Question

If A and B are two non-singular matrices of order 3 such that $A{A^T} = 2{\rm I}$ and ${A^{ - 1}} = {A^T} - A \cdot adj\left( {2{B^{ - 1}}} \right)$ , then $\det \left( B \right)$ is equal to
1.$8$
2.$8\sqrt 2$
3.$16\sqrt 2$
4.$32$

Answer 1

In the above given question, we are given a matrix A of order 3×3 such that $A{A^T} = 2{\rm I}$ and ${A^{ - 1}} = {A^T} - A \cdot adj\left( {2{B^{ - 1}}} \right)$ . We have to determine the determinant of another matrix B that appeared in the second equation.
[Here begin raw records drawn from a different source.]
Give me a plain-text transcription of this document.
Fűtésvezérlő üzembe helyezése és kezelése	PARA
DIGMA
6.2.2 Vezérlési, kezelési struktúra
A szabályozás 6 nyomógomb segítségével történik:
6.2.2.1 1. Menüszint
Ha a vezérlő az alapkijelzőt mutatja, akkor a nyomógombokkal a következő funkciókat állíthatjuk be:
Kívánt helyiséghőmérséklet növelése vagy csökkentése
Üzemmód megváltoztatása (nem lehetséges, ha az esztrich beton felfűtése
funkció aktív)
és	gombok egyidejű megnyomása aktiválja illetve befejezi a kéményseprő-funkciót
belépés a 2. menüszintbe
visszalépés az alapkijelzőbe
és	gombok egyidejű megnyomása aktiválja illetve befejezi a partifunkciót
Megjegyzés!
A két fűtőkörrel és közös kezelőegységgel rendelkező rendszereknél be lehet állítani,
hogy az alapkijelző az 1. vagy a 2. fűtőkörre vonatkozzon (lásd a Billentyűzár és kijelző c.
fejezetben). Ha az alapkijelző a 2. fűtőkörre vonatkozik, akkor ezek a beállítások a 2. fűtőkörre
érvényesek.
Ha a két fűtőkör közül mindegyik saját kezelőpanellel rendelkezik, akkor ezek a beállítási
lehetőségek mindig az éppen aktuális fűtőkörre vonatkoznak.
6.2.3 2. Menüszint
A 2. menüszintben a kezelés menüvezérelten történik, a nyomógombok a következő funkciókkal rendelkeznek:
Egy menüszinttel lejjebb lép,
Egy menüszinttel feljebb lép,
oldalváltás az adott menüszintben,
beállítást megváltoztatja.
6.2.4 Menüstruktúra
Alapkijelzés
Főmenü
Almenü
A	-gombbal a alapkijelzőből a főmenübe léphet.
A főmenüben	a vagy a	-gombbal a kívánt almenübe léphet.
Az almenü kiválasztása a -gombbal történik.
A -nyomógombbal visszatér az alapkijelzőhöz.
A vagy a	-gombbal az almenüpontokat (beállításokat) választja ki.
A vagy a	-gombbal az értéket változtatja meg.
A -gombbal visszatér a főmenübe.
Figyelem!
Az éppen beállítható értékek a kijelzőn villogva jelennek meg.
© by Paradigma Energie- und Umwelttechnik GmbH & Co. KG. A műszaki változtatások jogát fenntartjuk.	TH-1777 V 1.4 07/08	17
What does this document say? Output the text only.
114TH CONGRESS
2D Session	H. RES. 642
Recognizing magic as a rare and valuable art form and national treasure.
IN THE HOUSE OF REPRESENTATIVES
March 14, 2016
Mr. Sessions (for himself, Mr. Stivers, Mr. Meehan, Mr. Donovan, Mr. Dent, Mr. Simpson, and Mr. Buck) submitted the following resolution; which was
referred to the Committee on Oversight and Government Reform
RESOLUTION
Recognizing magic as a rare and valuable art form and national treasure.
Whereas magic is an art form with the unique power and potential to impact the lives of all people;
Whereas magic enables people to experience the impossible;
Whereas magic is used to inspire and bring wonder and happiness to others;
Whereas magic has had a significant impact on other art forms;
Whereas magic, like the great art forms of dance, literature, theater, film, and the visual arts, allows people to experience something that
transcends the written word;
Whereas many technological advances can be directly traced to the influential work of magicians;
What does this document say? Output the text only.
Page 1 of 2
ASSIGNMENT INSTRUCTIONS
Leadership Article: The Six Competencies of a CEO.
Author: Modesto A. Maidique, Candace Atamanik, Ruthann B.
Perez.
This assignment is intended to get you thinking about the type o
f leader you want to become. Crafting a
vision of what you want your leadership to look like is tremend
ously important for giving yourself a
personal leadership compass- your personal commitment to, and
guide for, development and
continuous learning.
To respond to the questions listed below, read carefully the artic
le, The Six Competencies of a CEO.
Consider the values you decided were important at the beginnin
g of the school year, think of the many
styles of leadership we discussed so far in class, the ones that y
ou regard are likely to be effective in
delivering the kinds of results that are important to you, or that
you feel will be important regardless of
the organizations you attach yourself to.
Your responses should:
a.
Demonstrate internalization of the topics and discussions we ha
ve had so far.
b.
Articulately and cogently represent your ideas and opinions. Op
In order to approach the solution, we need to use some of the properties of matrices and determinants.

Complete answer:
Given that, a 3×3 order matrix A.
According to the given question, we have the first equation written as,
$\Rightarrow A{A^T} = 2{\rm I}$
Taking determinants of both the LHS and RHS, we can write is as,
$\Rightarrow \left| {A{A^T}} \right| = \left| {2{\rm I}} \right|$
Since $I$ is a 3×3 identity matrix, hence
$\Rightarrow \left| A \right| \cdot \left| {{A^T}} \right| = {2^3}\left| {\rm I} \right|$
Now, since the determinant of a transpose matrix is equal to the determinant of the original matrix,
i.e., $\left| A \right| = \left| {{A^T}} \right|$
Then we have,
$\Rightarrow \left| A \right| \cdot \left| A \right| = 8\left| {\rm I} \right|$
Since, $\left| I \right| = 1$ hence
$\Rightarrow {\left| A \right|^2} = 8$ ...(1)
Now, the second equation is also given in the question, written as
$\Rightarrow {A^{ - 1}} = {A^T} - A \cdot adj\left( {2{B^{ - 1}}} \right)$
Multiplying both the LHS and the RHS by $A$ , we can write
$\Rightarrow A{A^{ - 1}} = A{A^T} - {A^2} \cdot adj\left( {2{B^{ - 1}}} \right)$
Now since $A{A^{ - 1}} = I$ and given that $A{A^T} = 2{\rm I}$ hence we have,
$\Rightarrow I = 2{\rm I} - {A^2} \cdot adj\left( {2{B^{ - 1}}} \right)$
That can be written as,
$\Rightarrow {A^2} \cdot adj\left( {2{B^{ - 1}}} \right) = I$
Now taking determinant of both the LHS and RHS, we can write the above equation as,
$\Rightarrow \left| {{A^2} \cdot adj\left( {2{B^{ - 1}}} \right)} \right| = \left| I \right|$
That gives us the equation,
$\Rightarrow \left| {{A^2}} \right| \cdot \left| {adj\left( {2{B^{ - 1}}} \right)} \right| = 1$
Now since we can write $\left| {adj\left( {2{B^{ - 1}}} \right)} \right| = {\left| {2{B^{ - 1}}} \right|^{3 - 1}}$ hence we have,
$\Rightarrow \left| {{A^2}} \right| \cdot {\left| {2{B^{ - 1}}} \right|^2} = 1$
That can be written as,
$\Rightarrow \left| {{A^2}} \right| \cdot {\left( {{2^3}} \right)^2}{\left| {{B^{ - 1}}} \right|^2} = 1$
Now since from (1) we have ${\left| A \right|^2} = 8$ hence,
$\Rightarrow 8 \cdot {2^6}{\left| {{B^{ - 1}}} \right|^2} = 1$
Also we can write ${\left| {{B^{ - 1}}} \right|^2} = {\left| B \right|^{ - 2}}$ hence we have,
$\Rightarrow 8 \cdot 64{\left| B \right|^{ - 2}} = 1$
That gives us,
$\Rightarrow \dfrac{{8 \cdot 64}}{{{{\left| B \right|}^2}}} = 1$
By cross multiplying the above equation, we get
$\Rightarrow {\left| B \right|^2} = 8 \cdot 64$
Taking square root of both sides, we get
$\Rightarrow \left| B \right| = 2\sqrt 2 \cdot 8$
Therefore,
$\Rightarrow \left| B \right| = 16\sqrt 2$
Hence, the determinant of matrix B is $16\sqrt 2$ .

Therefore, the correct option is (3).

Note:
A matrix is said to be singular if its determinant is equal to zero. For example, if we have matrix A whose all elements in the first column are zero then it is called a singular matrix.
Similarly, a non-singular matrix is a matrix which has non-zero value of its determinant. Non-singular matrices are invertible, that is, their inverse matrix ${A^{ - 1}}$ exists.